Many managers and investors thus prefer to use NPV as a tool for making investment decisions. The NPV is the difference between the present value of cash coming in and the current value of cash going out over a period of time. The payback period disregards the time value of money and is determined by counting the number of years it takes to recover the funds invested. For example, if it takes five years to recover the cost of an investment, the payback period is five years. The term payback period refers to the amount of time it takes to recover the cost of an investment. Simply put, it is the length of time an investment reaches a breakeven point.

The payback period is a fundamental capital budgeting tool in corporate finance, and perhaps the simplest method for evaluating the feasibility of undertaking a potential investment or project. The Payback Period measures the amount of time required to recoup the cost of an initial investment via the cash flows generated by the investment. As the equation above shows, the payback period calculation is a simple one. It does not account for the time value of money, the effects of inflation, or the complexity of investments that may have unequal cash flow over time. This helps visually track when cumulative earnings offset the investment cost.

Therefore, the cumulative cash flow balance in year 1 equals the negative balance from year 0 plus the present value of cash flows from year 1. The discounted payback period is calculated by adding the year to the absolute value of the period’s cumulative cash flow balance and dividing it by the following year’s present value of cash flows. The shorter a discounted payback period is means the sooner a project or investment will generate cash flows to cover the initial cost. A general rule to consider when using the discounted payback period is to accept projects that have a payback period that is shorter than the target timeframe. The discounted payback period is a capital budgeting procedure used to determine the profitability of a project.

## Payback Period

First, it ignores the time value of money, which is a critical component of capital budgeting. For example, three projects can have the same payback period; however, they could have varying flows of cash. In addition, the potential returns and estimated payback time of alternative projects the company could pursue instead can also be an influential determinant in the decision (i.e. opportunity costs).

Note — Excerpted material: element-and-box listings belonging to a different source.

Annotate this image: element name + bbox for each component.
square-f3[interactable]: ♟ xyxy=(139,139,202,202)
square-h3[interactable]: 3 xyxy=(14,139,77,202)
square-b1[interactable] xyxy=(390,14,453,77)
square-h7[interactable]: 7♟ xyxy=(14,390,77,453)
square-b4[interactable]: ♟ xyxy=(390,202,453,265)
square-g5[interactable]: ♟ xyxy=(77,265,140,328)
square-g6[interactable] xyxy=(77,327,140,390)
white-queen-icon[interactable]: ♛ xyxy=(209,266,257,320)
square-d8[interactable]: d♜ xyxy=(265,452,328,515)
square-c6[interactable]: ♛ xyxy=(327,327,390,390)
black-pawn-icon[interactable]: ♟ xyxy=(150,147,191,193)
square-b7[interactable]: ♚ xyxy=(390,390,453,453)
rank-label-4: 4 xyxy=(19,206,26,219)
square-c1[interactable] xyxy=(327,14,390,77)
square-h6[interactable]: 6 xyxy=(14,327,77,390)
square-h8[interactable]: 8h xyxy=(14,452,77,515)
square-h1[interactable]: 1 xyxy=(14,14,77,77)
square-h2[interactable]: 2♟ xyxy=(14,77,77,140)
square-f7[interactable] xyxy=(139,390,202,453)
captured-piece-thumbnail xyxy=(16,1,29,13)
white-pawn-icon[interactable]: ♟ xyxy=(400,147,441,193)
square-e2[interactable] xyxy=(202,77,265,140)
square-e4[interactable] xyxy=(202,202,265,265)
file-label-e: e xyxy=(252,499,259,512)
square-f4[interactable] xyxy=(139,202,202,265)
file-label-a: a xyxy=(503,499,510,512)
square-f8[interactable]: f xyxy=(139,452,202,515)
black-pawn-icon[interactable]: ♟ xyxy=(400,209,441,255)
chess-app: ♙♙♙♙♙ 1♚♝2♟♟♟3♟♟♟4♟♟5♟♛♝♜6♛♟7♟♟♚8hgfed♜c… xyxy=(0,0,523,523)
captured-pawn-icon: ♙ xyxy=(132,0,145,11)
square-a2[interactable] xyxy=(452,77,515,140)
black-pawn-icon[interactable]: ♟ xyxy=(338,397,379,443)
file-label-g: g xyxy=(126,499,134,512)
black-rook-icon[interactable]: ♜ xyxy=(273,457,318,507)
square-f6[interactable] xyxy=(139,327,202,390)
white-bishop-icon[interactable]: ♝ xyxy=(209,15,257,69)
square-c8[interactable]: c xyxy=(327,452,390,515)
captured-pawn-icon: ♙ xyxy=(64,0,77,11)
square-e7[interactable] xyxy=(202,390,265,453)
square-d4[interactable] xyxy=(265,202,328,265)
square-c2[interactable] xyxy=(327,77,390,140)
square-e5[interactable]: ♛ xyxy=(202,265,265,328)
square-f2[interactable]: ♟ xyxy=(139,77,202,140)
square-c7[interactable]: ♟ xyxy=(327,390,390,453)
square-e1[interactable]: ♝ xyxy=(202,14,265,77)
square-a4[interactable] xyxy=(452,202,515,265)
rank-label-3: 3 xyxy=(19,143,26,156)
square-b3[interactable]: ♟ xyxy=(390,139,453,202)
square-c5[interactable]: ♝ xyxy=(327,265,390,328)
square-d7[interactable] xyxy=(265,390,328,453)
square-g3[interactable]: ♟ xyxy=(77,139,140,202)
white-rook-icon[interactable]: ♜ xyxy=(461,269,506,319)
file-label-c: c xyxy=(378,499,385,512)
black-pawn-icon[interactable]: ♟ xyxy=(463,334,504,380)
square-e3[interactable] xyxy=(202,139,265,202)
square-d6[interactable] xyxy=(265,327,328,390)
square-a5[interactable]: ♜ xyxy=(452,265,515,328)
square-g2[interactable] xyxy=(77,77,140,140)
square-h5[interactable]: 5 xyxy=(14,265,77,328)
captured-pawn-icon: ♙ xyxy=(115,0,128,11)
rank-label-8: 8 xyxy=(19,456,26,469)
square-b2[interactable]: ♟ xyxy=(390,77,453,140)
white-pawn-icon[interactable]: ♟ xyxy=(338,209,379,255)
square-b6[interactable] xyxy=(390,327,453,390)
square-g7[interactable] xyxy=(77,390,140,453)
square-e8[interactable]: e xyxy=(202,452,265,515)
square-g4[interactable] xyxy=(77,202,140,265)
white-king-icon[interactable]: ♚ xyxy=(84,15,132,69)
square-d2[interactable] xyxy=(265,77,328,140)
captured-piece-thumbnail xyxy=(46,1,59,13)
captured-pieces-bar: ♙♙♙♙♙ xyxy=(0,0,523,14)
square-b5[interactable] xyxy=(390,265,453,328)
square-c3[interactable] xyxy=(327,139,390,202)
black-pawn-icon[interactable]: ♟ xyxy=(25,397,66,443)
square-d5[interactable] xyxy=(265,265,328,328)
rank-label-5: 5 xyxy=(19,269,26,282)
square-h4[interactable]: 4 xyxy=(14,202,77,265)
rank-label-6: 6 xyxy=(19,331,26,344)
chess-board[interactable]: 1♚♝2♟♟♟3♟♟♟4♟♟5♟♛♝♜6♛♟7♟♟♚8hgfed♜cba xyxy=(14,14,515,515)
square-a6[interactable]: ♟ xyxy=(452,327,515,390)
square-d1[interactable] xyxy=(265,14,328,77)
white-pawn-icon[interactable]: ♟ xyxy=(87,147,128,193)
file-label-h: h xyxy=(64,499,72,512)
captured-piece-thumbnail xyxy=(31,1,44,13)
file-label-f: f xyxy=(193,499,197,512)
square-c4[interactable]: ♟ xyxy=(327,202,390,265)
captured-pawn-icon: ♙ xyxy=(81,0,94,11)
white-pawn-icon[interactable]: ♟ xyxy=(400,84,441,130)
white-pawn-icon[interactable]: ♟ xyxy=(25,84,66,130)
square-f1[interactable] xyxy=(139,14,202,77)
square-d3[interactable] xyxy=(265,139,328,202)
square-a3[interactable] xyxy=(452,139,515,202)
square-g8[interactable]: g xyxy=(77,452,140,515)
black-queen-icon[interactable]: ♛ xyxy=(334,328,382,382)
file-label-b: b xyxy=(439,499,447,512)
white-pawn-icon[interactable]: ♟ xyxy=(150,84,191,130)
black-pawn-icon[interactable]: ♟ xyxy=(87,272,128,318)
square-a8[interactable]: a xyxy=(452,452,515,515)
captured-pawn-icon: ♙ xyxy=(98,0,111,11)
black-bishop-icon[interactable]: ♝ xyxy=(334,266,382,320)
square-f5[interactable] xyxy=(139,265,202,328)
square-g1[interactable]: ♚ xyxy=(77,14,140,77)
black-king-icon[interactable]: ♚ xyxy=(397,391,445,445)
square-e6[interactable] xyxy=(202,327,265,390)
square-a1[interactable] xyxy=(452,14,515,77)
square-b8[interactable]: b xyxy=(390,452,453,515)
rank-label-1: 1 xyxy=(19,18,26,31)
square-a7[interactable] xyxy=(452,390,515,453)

It might not factor in every financial variable but provides a clear metric for recovery time on investments. According to payback method, the equipment should be purchased because the payback period of the equipment is 2.5 years which is shorter than the maximum desired payback period of 4 years. In this article, we will explain the difference between the regular payback period and the discounted payback period. You will also learn the payback period formula and analyze a step-by-step example of calculations. Return on Investment (ROI) is the annual return you receive on investment, and it measures the efficiency of the investment, compared to its cost.

Next, check that your cash flow predictions are ready for each period after the investment. These could be yearly or monthly figures depending on the project’s timeline. The payback period is the expected number of years it will take for a company to recoup the cash it invested in a project. So, if an investment of $200 has an annual return of $100, the ROI will be 50%, whereas the payback period will be 2 years ($200/$100). Since IRR does not take risk into account, it should be looked at in conjunction with the payback period to determine which project is most attractive.

For example, the payback period on a home improvement project can be decades while the payback period on a construction project may be five years or less. Unlike net present value , profitability index and internal rate of return method, payback method does not take into account the time value of money. A modified variant of this method is the discounted payback method which considers the time value of money.